True, your income fluctuated somewhat, rising in 45 years and falling in 28 years. But even at the depth of the Great Depression, the spending power of your dividends would have been only 14 per cent below that of your first year, 1926. Dividends dipped again during World War II, so that in 1946 your inflation-adjusted income would have been 15 per cent below 1926's level. But that turned out to be the low point for dividends during the seven-decade stretch. Sacrificing Principal You would no doubt have been happy with your 74 years of dividends. But maybe you shortchanged yourself.
According to Ibbotson, while you spent your dividends, your stocks would have grown to 12 times their initial value over the 74 years, even after allowing for inflation. Not dipping into principal meant a lot of unnecessary penny pinching. "There are numerous ways clients understand principal," says Eleanor Blayney, a financial planner in McLean, Va. "They all come in and say, 'I don't want to spend principal.' When you explore with them what that means, some very interesting things come out."Ms. Blayney says clients use three definitions of principal. Most feel they can spend dividends, but can't sell stocks. Others insist on maintaining some nominal amount and feel free to spend everything in excess of that sum. Finally, "some do this mental accounting where their principal becomes whatever they had yesterday," she says. "They look at the current value and they bank it."In truth, if you are really concerned about preserving principal, you should focus on maintaining your portfolio's inflation-adjusted value. These days, that would mean that, after all withdrawals, your portfolio needs to grow 2 per cent to 3 per cent a year.
But if you are living off your portfolio, don't get too stuck on this number, for two reasons. First, if you own stocks, there will be years when your shares tread water or lose money. In those years, if you insist on maintaining your principal's inflation-adjusted value, you wouldn't be able to spend anything.

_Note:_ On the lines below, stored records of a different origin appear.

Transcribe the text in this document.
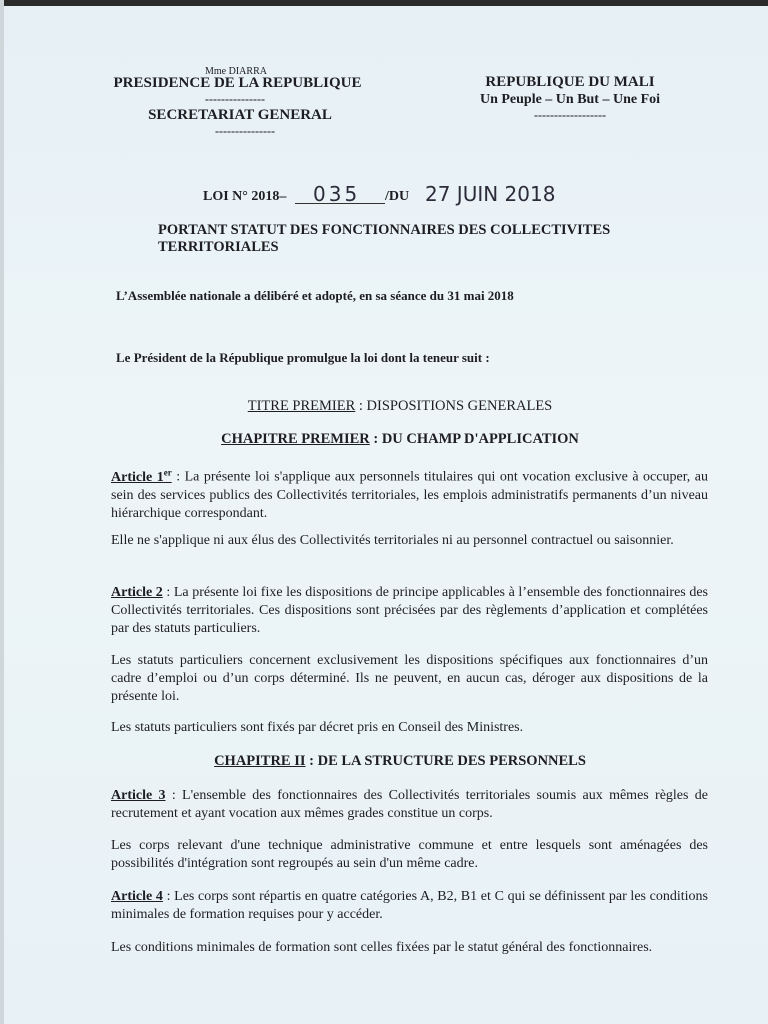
Mme DIARRA
PRESIDENCE DE LA REPUBLIQUE
---------------
SECRETARIAT GENERAL
---------------
REPUBLIQUE DU MALI
Un Peuple – Un But – Une Foi
------------------
LOI N° 2018– 035 /DU 27 JUIN 2018
PORTANT STATUT DES FONCTIONNAIRES DES COLLECTIVITES
TERRITORIALES
L’Assemblée nationale a délibéré et adopté, en sa séance du 31 mai 2018
Le Président de la République promulgue la loi dont la teneur suit :
TITRE PREMIER : DISPOSITIONS GENERALES
CHAPITRE PREMIER : DU CHAMP D'APPLICATION
Article 1er : La présente loi s'applique aux personnels titulaires qui ont vocation exclusive à occuper, au sein des services publics des Collectivités territoriales, les emplois administratifs permanents d’un niveau hiérarchique correspondant.
Elle ne s'applique ni aux élus des Collectivités territoriales ni au personnel contractuel ou saisonnier.
Article 2 : La présente loi fixe les dispositions de principe applicables à l’ensemble des fonctionnaires des Collectivités territoriales. Ces dispositions sont précisées par des règlements d’application et complétées par des statuts particuliers.
Les statuts particuliers concernent exclusivement les dispositions spécifiques aux fonctionnaires d’un cadre d’emploi ou d’un corps déterminé. Ils ne peuvent, en aucun cas, déroger aux dispositions de la présente loi.
Les statuts particuliers sont fixés par décret pris en Conseil des Ministres.
CHAPITRE II : DE LA STRUCTURE DES PERSONNELS
Article 3 : L'ensemble des fonctionnaires des Collectivités territoriales soumis aux mêmes règles de recrutement et ayant vocation aux mêmes grades constitue un corps.
Les corps relevant d'une technique administrative commune et entre lesquels sont aménagées des possibilités d'intégration sont regroupés au sein d'un même cadre.
Article 4 : Les corps sont répartis en quatre catégories A, B2, B1 et C qui se définissent par les conditions minimales de formation requises pour y accéder.
Les conditions minimales de formation sont celles fixées par le statut général des fonctionnaires.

Second, for your nest egg to support you all the way through retirement, you don't need to maintain your principal's inflation-adjusted value. Even if your portfolio loses a little ground to inflation each year, you should be able to sustain the same standard of living throughout a 20- or 25-year retirement. To get your income, you would spend your dividends and occasionally create your own dividends, by cashing in some shares. What about the taxes you trigger when selling stock? No matter how big a profit you have on your shares, the tax bill from selling them will be less than the income taxes on a comparable amount of dividends.